The Celgene Corporation is collaborating with the National Cancer Institute’s Radiation Treatment Oncology Group
The Celgene Corporation is collaborating with the National Cancer Institutes Radiation Treatment Oncology Group (RTOG) on a study of the use of thalidomide (Thalomid) in conjunction with conventional surgery and radiation for the initial treatment of glioblastoma multiforme. The study will enroll approximately 80 patients and is designed to assess the drugs safety and efficacy in prolonging survival. Fifteen sites around the country will be involved in the study.
According to lead investigators, the protocol will include patients who have not previously undergone radiation therapy or chemotherapy. Following surgery, participants will be given thalidomide, at a dose of 200 mg once daily, on the first day of their radiation treatment. Thereafter, each patients dose will increase by 100 to 200 mg daily every 1 to 2 weeks, to a maximum dose of 1,200 mg daily. Therapy will continue at that dose as long as no tumor progression or toxicity occurs. The study is expected to last approximately 2 years.

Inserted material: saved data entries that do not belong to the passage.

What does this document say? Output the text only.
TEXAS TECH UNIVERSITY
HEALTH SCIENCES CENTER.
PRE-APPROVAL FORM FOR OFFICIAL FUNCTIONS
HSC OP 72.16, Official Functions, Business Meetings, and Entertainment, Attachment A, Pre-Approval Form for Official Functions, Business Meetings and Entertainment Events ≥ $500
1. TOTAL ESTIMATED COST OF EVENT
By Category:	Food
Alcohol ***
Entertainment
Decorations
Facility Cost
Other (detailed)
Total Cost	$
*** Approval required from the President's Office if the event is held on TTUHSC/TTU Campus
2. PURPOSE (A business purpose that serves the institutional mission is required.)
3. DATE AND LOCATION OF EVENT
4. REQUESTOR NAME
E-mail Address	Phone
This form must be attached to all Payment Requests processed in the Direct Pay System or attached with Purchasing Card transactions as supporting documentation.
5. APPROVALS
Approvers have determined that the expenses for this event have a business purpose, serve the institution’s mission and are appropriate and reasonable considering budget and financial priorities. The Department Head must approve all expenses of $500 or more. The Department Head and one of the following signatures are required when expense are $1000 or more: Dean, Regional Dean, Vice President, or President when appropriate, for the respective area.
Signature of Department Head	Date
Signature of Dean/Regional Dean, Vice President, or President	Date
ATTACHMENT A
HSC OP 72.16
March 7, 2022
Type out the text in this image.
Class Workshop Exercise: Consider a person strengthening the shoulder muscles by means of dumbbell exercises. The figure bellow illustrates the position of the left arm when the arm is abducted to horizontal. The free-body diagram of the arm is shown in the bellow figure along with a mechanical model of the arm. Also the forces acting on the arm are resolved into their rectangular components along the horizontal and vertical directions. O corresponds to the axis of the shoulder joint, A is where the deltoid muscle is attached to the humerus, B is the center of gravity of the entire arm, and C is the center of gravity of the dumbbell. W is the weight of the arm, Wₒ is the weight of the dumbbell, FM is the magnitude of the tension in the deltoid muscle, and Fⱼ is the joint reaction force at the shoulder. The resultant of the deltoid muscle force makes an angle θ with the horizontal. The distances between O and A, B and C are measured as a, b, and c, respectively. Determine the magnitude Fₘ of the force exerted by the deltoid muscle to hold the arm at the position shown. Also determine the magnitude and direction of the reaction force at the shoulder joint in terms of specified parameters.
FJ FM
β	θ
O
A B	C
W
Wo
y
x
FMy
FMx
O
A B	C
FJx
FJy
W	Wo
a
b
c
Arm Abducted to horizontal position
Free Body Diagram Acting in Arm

The RTOG is very excited about testing Thalomid with radiation, in conjunction with Celgene Corporation, said Walter J. Curran, MD, group chairman of the RTOG.
Glioblastoma multiforme is a type of brain tumor that multiplies rapidly and most often affects the cerebrum. It is the most common, most often fatal type of malignant brain tumor and tends to recur even after intensive treatment with surgery, chemotherapy, and radiotherapy. The condition is diagnosed in approximately 9,000 individuals annually who live an average of 6 to 12 months after diagnosis.